バイデンとトランプ

アメリカではトランプ大統領と、バイデン元副大統領が競っている(まさ再集計が行われている)。

2人の違いを、こう感じる。

バイデンは理念をうたっている。理念は現状では達成されていない。荀子は「人は放っておくと禽獣(きんじゅう)のようである」とまで言っている。なので理念は言い続けることが、とても大切だ。現に、それにより1960年代(かな?)アフリカ系アメリカ公民権は実現した。
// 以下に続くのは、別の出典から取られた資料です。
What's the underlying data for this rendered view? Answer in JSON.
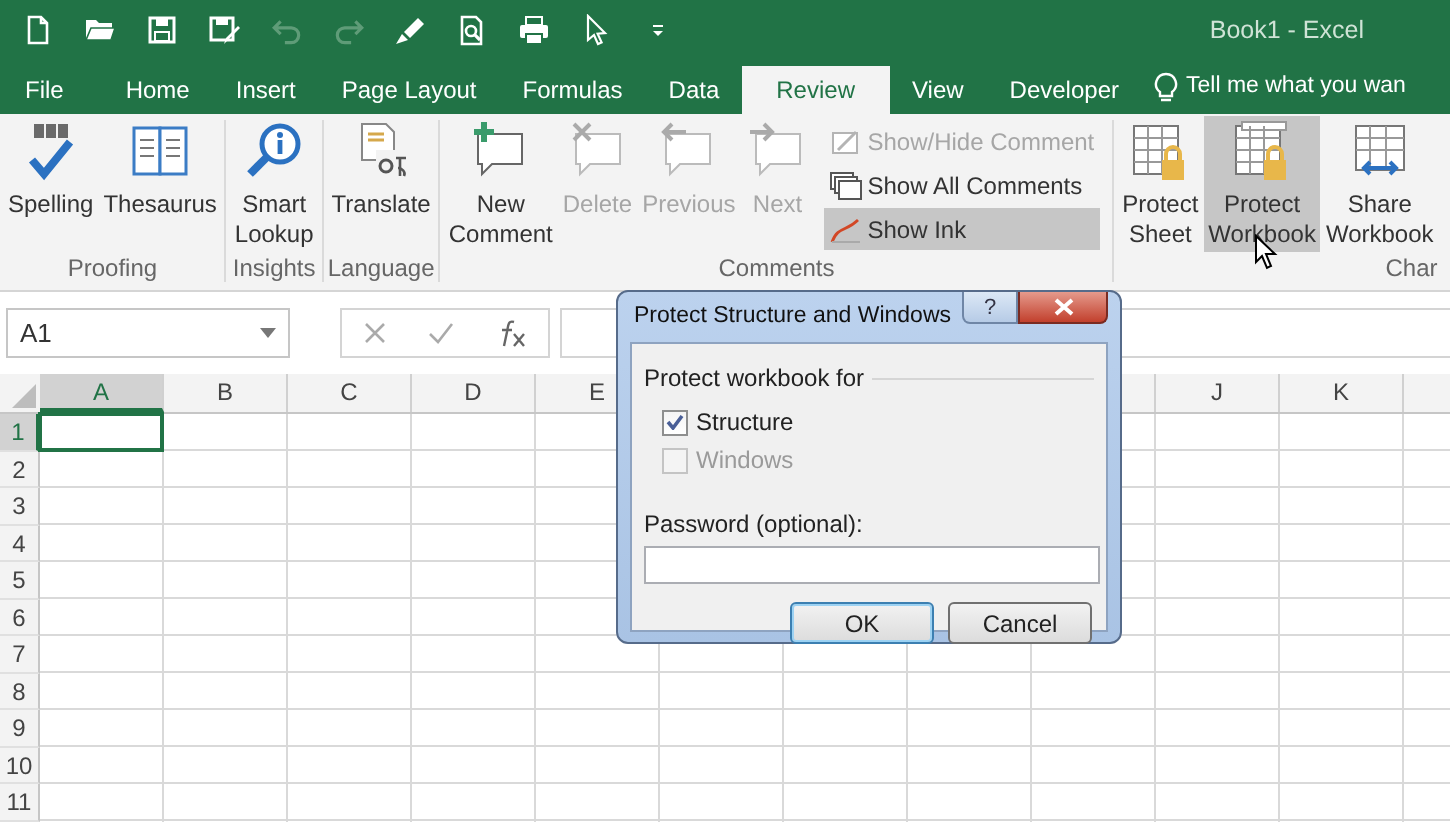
{
  "window": {
    "title": "Book1 - Excel"
  },
  "quick_access": [
    {
      "kind": "new",
      "disabled": false
    },
    {
      "kind": "open",
      "disabled": false
    },
    {
      "kind": "save",
      "disabled": false
    },
    {
      "kind": "saveas",
      "disabled": false
    },
    {
      "kind": "undo",
      "disabled": true
    },
    {
      "kind": "redo",
      "disabled": true
    },
    {
      "kind": "brush",
      "disabled": false
    },
    {
      "kind": "preview",
      "disabled": false
    },
    {
      "kind": "print",
      "disabled": false
    },
    {
      "kind": "pointer",
      "disabled": false
    },
    {
      "kind": "customize",
      "disabled": false
    }
  ],
  "tabs": [
    {
      "label": "File",
      "selected": false
    },
    {
      "label": "Home",
      "selected": false
    },
    {
      "label": "Insert",
      "selected": false
    },
    {
      "label": "Page Layout",
      "selected": false
    },
    {
      "label": "Formulas",
      "selected": false
    },
    {
      "label": "Data",
      "selected": false
    },
    {
      "label": "Review",
      "selected": true
    },
    {
      "label": "View",
      "selected": false
    },
    {
      "label": "Developer",
      "selected": false
    }
  ],
  "tell_me": {
    "text": "Tell me what you wan"
  },
  "ribbon_groups": [
    {
      "label": "Proofing",
      "commands": [
        {
          "kind": "spelling",
          "lines": [
            "Spelling"
          ],
          "disabled": false,
          "highlighted": false
        },
        {
          "kind": "thesaurus",
          "lines": [
            "Thesaurus"
          ],
          "disabled": false,
          "highlighted": false
        }
      ]
    },
    {
      "label": "Insights",
      "commands": [
        {
          "kind": "smart",
          "lines": [
            "Smart",
            "Lookup"
          ],
          "disabled": false,
          "highlighted": false
        }
      ]
    },
    {
      "label": "Language",
      "commands": [
        {
          "kind": "translate",
          "lines": [
            "Translate"
          ],
          "disabled": false,
          "highlighted": false
        }
      ]
    },
    {
      "label": "Comments",
      "commands": [
        {
          "kind": "newcomment",
          "lines": [
            "New",
            "Comment"
          ],
          "disabled": false,
          "highlighted": false
        },
        {
          "kind": "delcomment",
          "lines": [
            "Delete"
          ],
          "disabled": true,
          "highlighted": false
        },
        {
          "kind": "prevcomment",
          "lines": [
            "Previous"
          ],
          "disabled": true,
          "highlighted": false
        },
        {
          "kind": "nextcomment",
          "lines": [
            "Next"
          ],
          "disabled": true,
          "highlighted": false
        }
      ],
      "small_commands": [
        {
          "kind": "showhide",
          "label": "Show/Hide Comment",
          "disabled": true,
          "on": false
        },
        {
          "kind": "showall",
          "label": "Show All Comments",
          "disabled": false,
          "on": false
        },
        {
          "kind": "showink",
          "label": "Show Ink",
          "disabled": false,
          "on": true
        }
      ]
    },
    {
      "label": "Char",
      "commands": [
        {
          "kind": "protectsheet",
          "lines": [
            "Protect",
            "Sheet"
          ],
          "disabled": false,
          "highlighted": false
        },
        {
          "kind": "protectbook",
          "lines": [
            "Protect",
            "Workbook"
          ],
          "disabled": false,
          "highlighted": true
        },
        {
          "kind": "sharebook",
          "lines": [
            "Share",
            "Workbook"
          ],
          "disabled": false,
          "highlighted": false
        }
      ]
    }
  ],
  "formula_bar": {
    "name_box": "A1"
  },
  "sheet": {
    "columns": [
      {
        "label": "A",
        "selected": true
      },
      {
        "label": "B",
        "selected": false
      },
      {
        "label": "C",
        "selected": false
      },
      {
        "label": "D",
        "selected": false
      },
      {
        "label": "E",
        "selected": false
      },
      {
        "label": "J",
        "selected": false
      },
      {
        "label": "K",
        "selected": false
      }
    ],
    "rows": [
      {
        "label": "1",
        "selected": true
      },
      {
        "label": "2",
        "selected": false
      },
      {
        "label": "3",
        "selected": false
      },
      {
        "label": "4",
        "selected": false
      },
      {
        "label": "5",
        "selected": false
      },
      {
        "label": "6",
        "selected": false
      },
      {
        "label": "7",
        "selected": false
      },
      {
        "label": "8",
        "selected": false
      },
      {
        "label": "9",
        "selected": false
      },
      {
        "label": "10",
        "selected": false
      },
      {
        "label": "11",
        "selected": false
      }
    ]
  },
  "dialog": {
    "title": "Protect Structure and Windows",
    "help": "?",
    "group_label": "Protect workbook for",
    "options": [
      {
        "label": "Structure",
        "checked": true,
        "disabled": false
      },
      {
        "label": "Windows",
        "checked": false,
        "disabled": true
      }
    ],
    "password_label": "Password (optional):",
    "buttons": [
      {
        "label": "OK",
        "default": true
      },
      {
        "label": "Cancel",
        "default": false
      }
    ]
  }
}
一方、トランプはビジネスの人である。複式簿記をイメージすると分かりやすい。借入や資本を集め事業を始めるイメージ。トランプには膨大な金額の借入があり、大統領職を辞した後、返済に追われ大変だというニュースがある。しかし事業をしている人にとって、資本を大きくできるのは評価されるべきものだろう。要はトランプは、ツイッターなどで信用を集め、レバリッジをかけているんだよね。バイデンの理念に対し、トランプはビジネスの人なんだ。ユニークな大統領だとおもう。

「憲法修正第13条」

NetFlixをよくみる。

きのうみたドキュメンタリでは、人口に対し比率が高い黒人の収監について、語られていた。

まとめてみよう。

日本の明治維新のころ、アメリカでは南北戦争が戦火を極めていた。北軍が勝利した結果、奴隷解放が行われた。しかし現実は理念通りにならなかった。

本ドキュメンタリのタイトルにもなっている「憲法修正13条」では、すべてのアメリカ人の自由が保証されている。ただし、犯罪者は例外である。そのことを逆手にとって、農場から解放され居場所を失った奴隷たちは、ささやかな理由をつけられ、収監されていいったんだね。これが、いわれのない黒人の収監の始まり。

1970年代に時代は下る。時の大統領リチャード・ニクソンは「麻薬戦争」の惹句で、ニクソンが忌み嫌う左翼や黒人のコミュニティに圧力をかけた(麻薬には、左翼や黒人のイメージがあったため)。大統領選の際の支持にも、つながったという。

1980年代、ロナルド・レーガンはニクソンの「麻薬戦争」を実行に移した。関連予算を3倍にし、次々と麻薬犯罪者を投獄した。当時、はやっていたクラックを黒人の方が多く持っていたことも、黒人の収監の急増に関係している。

犯罪に弱腰の態度では多くの支持を得られないこともあり、1990年代、受刑者数を一気に増やしたのは(意外にも)民主党のビル・クリントンだった。法案により、受刑者に対し(刑を軽減するなど)司法の自由裁量が認められなくなり、地方検察の検挙が、まかり通った。ちなみに地方検察の95%は白人であった。刑務所建設の予算も増額されている。

アメリカには、議員に法案を働きかけるALEXという団体があるそうだ。ALEXは、同団体の参加企業の要請で、収監ビジネスをうながすロビイング活動を盛んに行ってきた。クリントン政権下、刑務所建設が増えたのも、ALEXの働きかけによる。

当ドキュメンタリーは、4年前の作品だ。したがって、トランプ政権下で、増大の一途をたどる収監人数、そして収監ビジネスが、どうなったのか示されていない。ただし、4年前の選挙戦の発言は引用されている。

「私は法と秩序を重んじる大統領候補だ」

*NetFrixオリジナル作品「13th」(「憲法修正第13条」)より、内容をまとめた。